Aber so ganz ohne Anknüpfung will die alte Frau dann doch nicht weitermachen und bestätigt daher, dass Solidarität ziemlich oft ausgerechnet von denjenigen eingefordert wird, die selbst am allerwenigsten darauf angewiesen sind. Dann aber fährt sie mit der Frage fort, ob es anstelle der jetzigen Maßnahmen mit all ihren grauenhaften Folgen bessere infrage kommende Alternativen gibt, um sowohl mit dem aktuellen Virus als auch mit den für die nächsten Jahre angekündigten Viren fertig zu werden.

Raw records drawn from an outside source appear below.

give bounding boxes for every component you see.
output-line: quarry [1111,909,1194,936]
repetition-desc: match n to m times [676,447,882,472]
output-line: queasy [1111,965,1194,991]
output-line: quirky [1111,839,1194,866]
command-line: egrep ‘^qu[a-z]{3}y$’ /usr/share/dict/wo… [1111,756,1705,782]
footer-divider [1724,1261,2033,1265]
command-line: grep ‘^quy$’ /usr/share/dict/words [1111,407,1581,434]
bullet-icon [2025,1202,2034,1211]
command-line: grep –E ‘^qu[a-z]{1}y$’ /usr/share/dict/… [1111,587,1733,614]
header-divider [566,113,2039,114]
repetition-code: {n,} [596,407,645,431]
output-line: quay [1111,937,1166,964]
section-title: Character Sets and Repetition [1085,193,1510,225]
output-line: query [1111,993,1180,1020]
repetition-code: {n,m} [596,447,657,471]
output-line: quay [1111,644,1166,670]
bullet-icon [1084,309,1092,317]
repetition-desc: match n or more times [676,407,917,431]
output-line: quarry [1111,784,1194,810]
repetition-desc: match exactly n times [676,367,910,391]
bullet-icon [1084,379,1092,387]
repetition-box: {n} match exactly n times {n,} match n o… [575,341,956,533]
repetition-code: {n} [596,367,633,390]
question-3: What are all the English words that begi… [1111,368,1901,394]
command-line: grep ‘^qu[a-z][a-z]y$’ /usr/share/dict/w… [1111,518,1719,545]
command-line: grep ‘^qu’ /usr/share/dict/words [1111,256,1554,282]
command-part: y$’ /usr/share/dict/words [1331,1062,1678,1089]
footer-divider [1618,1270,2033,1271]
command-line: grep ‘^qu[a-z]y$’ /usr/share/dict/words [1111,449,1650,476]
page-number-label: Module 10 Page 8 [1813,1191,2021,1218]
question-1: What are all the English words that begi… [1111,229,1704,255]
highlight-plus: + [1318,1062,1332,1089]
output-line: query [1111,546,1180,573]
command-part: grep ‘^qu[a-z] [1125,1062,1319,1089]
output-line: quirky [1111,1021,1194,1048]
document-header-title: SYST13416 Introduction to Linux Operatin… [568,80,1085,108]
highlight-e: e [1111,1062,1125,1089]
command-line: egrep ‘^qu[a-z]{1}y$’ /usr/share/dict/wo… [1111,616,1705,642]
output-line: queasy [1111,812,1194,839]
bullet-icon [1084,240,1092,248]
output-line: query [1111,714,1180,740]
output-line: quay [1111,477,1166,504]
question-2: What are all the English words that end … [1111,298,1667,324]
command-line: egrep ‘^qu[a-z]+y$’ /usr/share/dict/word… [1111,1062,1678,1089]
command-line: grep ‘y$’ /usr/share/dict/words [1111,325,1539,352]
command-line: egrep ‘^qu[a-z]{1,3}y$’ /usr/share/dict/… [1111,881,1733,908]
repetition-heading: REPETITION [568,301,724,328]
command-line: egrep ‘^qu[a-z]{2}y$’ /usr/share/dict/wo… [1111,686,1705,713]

„Doch, sogar viele“, lässt sich die junge Frau bereitwilliger als erwartet auf das neue Thema ein, „aber das sind Maßnahmen, von denen unsere lieben Politiker nichts hören wollen. Dabei müssten wir uns eigentlich nur klarmachen, dass es sich bei den meisten der neueren virusbedingten Erkrankungen um Zoonosen handelt, also um von Tieren auf Menschen übertragene Infektionskrankheiten, und zwar von Tieren, mit denen wir normalerweise keinen Kontakt hätten, wenn wir deren Lebensräume nicht Tag für Tag mehr zerstören würden. Anstelle weiterer Rodungen müssten wir also Aufforstungen und Renaturierungen in großem Stil betreiben und zugleich die industrielle Landwirtschaft mit ihrer Massentierhaltung und ihren Monokulturen wieder in ein anderes Fahrwasser bringen. Das alles wäre natürlich auch wichtig für die Einhaltung der Klimaziele, aber wahrscheinlich wird genau das Gegenteil von alldem passieren, wenn sich nicht mehr Menschen für den Erhalt unseres Planeten einsetzen und der alles verschlingenden ausbeuterischen Wachstumsideologie ein Ende bereiten. Tobis Zukunft mag ich mir deshalb gar nicht vorstellen.“
Bei diesen Worten blickt die junge Frau unwillkürlich auf ihre Uhr und stellt ganz erschrocken fest, dass sie schnellstens nach Hause muss, um noch rechtzeitig an der bald beginnenden Videokonferenz teilnehmen zu können, die für alle im Homeoffice arbeitenden Mitarbeiterinnen und Mitarbeiter ihrer Firma zweimal pro Woche abgehalten wird. Hastig entschuldigt sie sich bei der alten Frau, vergisst aber trotzdem nicht zu erwähnen, wie sehr ihr das Gespräch gefallen habe und dass sie sich fast jeden Tag um diese Zeit hier aufhalten würde.
Versonnen und zugleich bedauernd blickt die alte Frau der davoneilenden jungen Frau nach. Ein bisschen fühlt sie sich von der Aussicht getröstet, dass es demnächst wieder zu einem Gespräch mit ihr kommen könnte. An Gesprächsthemen würde es sicherlich nicht mangeln. Beispielsweise könnten sie sich über das Hin und Her an den Schulen oder über die Situation in den Krankenhäusern unterhalten, in denen Menschen gerade jetzt oft vorzeitig sterben müssen, weil es noch immer nicht genug Personal gibt.
Und das, setzt die alte Frau ihren Gedanken fort, während sie sich ein wenig mühsam erhebt, dürfte mit den verdammten Privatisierungen zusammenhängen, bei denen, wie sie aus eigener Erfahrung weiß, zugunsten höherer Gewinne immer zuerst am Personal gespart wird. Aber wer kann diesen ganzen Wahnsinn noch aufhalten, fragt sie sich und zuckt resignierend mit den Schultern. Doch dann fällt ihr plötzlich die WHO-Geschichte wieder ein. Das wäre doch ein Hammer, wenn die Sache mit dem dort ganz anders eingeschätzten Lockdown wirklich stimmen sollte!
Ganz beflügelt von diesem Gedanken, setzt die alte Frau ihren Nachhauseweg fort. Sie nimmt sich vor, so schnell wie möglich ihren Neffen anzurufen, damit dieser die Geschichte für sie im Internet überprüft. Und wenn eine Bestätigung kommt, denkt die alte Frau jetzt ganz kampfeslustig weiter, werde ich dafür sorgen, dass alle meine Nachbarn und Bekannten davon erfahren.